Daniel Dantas afirma que o texto foi ofensivo por dizer que ele fazia manobras como modo de vida. Ele sustenta que o editorial ultrapassou os limites do direito de informar o público e de exercer a crítica política.

A Carta Capital afirmou que o texto não possui caráter ofensivo e que está dentro dos limites do direito de opinião. Para a revista, a crítica do editorial estava voltada para o modelo econômico e financeiro adotado no governo Fernando Henrique e é neste contexto o uso da expressão “manobra”.

Daniel Dantas recorreu da decisão, que em primeira instância e depois confirmada pelo Tribunal de Justiça paulista, julgou a ação improcedente por entender que a matéria tratou de assunto de conhecimento público: a disputa pelo controle da BrasilTelecom.

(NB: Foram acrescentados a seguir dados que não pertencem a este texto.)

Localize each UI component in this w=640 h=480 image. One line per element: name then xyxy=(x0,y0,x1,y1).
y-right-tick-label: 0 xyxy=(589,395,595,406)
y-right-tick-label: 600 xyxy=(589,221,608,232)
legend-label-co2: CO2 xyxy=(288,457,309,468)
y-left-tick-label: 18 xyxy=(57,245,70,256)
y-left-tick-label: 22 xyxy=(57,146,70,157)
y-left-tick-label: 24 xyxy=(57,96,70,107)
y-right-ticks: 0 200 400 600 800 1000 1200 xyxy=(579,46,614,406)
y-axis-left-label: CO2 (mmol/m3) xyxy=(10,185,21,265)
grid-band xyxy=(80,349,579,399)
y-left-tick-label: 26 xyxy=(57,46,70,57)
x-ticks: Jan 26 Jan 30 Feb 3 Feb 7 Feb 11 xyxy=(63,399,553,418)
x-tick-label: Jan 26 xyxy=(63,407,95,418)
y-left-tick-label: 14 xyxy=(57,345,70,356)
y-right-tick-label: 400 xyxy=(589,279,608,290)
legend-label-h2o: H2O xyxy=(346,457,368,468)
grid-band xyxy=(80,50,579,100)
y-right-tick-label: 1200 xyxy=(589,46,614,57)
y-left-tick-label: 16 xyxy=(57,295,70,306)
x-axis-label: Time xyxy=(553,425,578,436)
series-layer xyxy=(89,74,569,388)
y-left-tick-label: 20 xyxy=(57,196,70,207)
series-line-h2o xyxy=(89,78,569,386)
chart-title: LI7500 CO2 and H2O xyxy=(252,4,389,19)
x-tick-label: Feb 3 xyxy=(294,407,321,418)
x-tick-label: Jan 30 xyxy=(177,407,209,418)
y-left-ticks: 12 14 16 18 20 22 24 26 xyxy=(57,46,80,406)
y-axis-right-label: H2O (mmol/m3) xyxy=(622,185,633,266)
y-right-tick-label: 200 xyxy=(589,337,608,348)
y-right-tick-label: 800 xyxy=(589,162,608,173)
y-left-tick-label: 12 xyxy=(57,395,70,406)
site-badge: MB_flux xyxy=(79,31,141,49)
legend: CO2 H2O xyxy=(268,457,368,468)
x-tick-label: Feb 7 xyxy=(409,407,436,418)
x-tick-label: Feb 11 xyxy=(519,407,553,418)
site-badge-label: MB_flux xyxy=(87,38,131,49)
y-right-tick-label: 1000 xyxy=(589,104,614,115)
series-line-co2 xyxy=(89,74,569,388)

Para a Justiça paulista, não houve abuso nas expressões usadas pela revista e nem o intuito de atingir a imagem e a honra do empresário. As expressões usadas devem ser vistas como ilustrações das medidas tomadas pelo banqueiro na disputa pelo controle da companhia de telefonia.

O relator, ministro Massami Uyeda, entendeu que o pedido exige o reexame de provas, o que é proibido ao STJ fazer em razão da Súmula n. 7 (a pretensão de simples reexame de prova não enseja recurso especial).